I’ve recently gotten a bunch of pull requests to one of my projects on GitHub. I wanted to review the work and run tests on branches created by these contributors locally on my computer but without actually cloning and setting up push abilities.

The Manual Way

Thankfully, git has a way to do this for you. It’s pretty simple, but it requires a lot of copying and pasting of arguments.

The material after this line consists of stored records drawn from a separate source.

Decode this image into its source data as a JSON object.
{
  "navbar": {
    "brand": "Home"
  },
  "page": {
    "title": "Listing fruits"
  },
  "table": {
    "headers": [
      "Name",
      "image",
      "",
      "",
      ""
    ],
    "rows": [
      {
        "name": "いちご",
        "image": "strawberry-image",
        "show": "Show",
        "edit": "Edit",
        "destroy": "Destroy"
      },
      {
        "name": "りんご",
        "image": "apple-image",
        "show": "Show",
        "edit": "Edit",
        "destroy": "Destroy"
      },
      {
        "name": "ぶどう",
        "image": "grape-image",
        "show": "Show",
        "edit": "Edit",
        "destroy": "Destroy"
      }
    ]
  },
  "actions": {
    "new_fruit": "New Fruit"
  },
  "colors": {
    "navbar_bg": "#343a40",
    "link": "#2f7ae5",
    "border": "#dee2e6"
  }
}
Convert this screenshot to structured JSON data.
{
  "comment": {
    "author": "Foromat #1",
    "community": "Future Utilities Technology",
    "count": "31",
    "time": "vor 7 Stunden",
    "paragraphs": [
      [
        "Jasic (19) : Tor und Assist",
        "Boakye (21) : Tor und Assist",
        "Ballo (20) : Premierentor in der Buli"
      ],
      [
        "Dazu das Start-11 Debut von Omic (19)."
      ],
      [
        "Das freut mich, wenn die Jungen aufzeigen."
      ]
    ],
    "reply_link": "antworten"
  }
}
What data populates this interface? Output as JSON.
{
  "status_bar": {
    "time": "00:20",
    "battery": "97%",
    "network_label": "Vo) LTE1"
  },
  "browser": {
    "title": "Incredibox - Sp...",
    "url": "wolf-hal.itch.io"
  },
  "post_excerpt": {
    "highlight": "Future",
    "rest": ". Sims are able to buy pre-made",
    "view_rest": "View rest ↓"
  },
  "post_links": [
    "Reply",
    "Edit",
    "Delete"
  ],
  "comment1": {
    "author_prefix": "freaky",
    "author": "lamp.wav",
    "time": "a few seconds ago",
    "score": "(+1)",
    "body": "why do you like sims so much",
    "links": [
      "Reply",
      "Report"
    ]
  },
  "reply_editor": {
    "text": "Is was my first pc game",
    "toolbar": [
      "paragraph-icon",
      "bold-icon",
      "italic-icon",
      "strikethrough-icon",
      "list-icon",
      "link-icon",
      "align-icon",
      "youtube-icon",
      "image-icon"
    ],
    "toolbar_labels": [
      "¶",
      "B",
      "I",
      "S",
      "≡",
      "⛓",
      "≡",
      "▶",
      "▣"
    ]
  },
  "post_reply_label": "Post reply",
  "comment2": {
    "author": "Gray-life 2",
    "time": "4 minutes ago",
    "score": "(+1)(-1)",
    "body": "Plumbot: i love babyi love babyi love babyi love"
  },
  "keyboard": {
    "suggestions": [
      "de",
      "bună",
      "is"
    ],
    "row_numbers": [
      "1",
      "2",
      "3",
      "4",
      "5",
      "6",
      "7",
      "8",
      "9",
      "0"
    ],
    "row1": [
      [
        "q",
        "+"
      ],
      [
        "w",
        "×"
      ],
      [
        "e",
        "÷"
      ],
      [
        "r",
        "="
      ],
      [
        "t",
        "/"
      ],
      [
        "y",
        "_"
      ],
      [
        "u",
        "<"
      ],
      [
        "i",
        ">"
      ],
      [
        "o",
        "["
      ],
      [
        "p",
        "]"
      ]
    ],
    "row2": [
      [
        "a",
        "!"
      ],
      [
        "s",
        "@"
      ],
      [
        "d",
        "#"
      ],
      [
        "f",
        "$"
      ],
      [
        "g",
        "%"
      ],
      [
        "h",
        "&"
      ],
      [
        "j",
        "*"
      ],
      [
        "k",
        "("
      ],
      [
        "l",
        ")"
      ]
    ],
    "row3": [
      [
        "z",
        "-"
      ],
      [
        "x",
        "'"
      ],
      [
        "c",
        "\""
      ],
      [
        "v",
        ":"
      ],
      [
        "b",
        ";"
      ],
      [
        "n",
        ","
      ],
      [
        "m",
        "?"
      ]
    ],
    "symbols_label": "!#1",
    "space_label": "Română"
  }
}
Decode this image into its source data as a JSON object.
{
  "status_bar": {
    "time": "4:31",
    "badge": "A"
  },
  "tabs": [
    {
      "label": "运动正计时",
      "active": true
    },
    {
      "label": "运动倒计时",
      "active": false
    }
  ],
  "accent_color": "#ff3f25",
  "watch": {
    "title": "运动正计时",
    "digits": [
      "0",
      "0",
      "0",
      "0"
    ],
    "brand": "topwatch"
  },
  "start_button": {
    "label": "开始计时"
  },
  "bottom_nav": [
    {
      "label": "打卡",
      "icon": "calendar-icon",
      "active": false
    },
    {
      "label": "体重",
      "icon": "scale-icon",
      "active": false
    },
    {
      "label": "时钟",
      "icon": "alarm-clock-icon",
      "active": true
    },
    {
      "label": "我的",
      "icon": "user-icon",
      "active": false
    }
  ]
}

git fetch git@github.com:theirusername/reponame.git theirbranch:ournameforbranch

After doing this two times, I decided that I wanted to write a script to make it easier. I started writing a script in bash, but then decided that I wanted something a little fancier, so I hopped into Ruby and made it happen.

The Script Way

I created a file called fetch_open_source.rb and stored it in a directory I called ~/ruby_scripts/. I also make sure to comment in the script so that I remember how to use it and what it outputs.

# Runs the command to pull an open source contribution
# git fetch git@github.com:theirusername/reponame.git theirbranch:ournameforbranch

# envoke with: `fetch_open_source` then follow prompts

puts 'Enter their username:branchname'
input = gets.chomp
input = input.split(":")
theirusername = input.first
theirbranch = input.last

puts 'Enter their repo name for this project (skip if same as yours):'
input = gets.chomp
reponame = input == '' ? Dir.pwd.split('/').last : input

puts 'Enter the issue number'
issuenumber = gets.chomp

puts 'Enter that you want to call this branch:'
ournameforbranch = gets.chomp
ournameforbranch = theirbranch if ournameforbranch == ''

output = `git fetch git@github.com:#{theirusername}/#{reponame}.git #{theirbranch}:#{issuenumber}_#{theirusername}_#{ournameforbranch}`

system('echo', output)

Step 2: Make an Alias

I then call this file by running ruby and the filename via an alias that I saved in my .bash_profile.

# ~/.bash_profile

alias fetch_open_source="ruby ~/ruby_scripts/fetch_open_source.rb"

Run it

Now I go to the pull request on github and simply copy their username:branchname info and then run the script:

fetch_open_source

I follow the prompts and then I can check out the new local branch:

git checkout ournameforbranch

Tada! Writing this script was a game changer for me in terms of frustration when trying to review others’ work. Now I can knock out branches like a champ and get down to the business getting open source work done.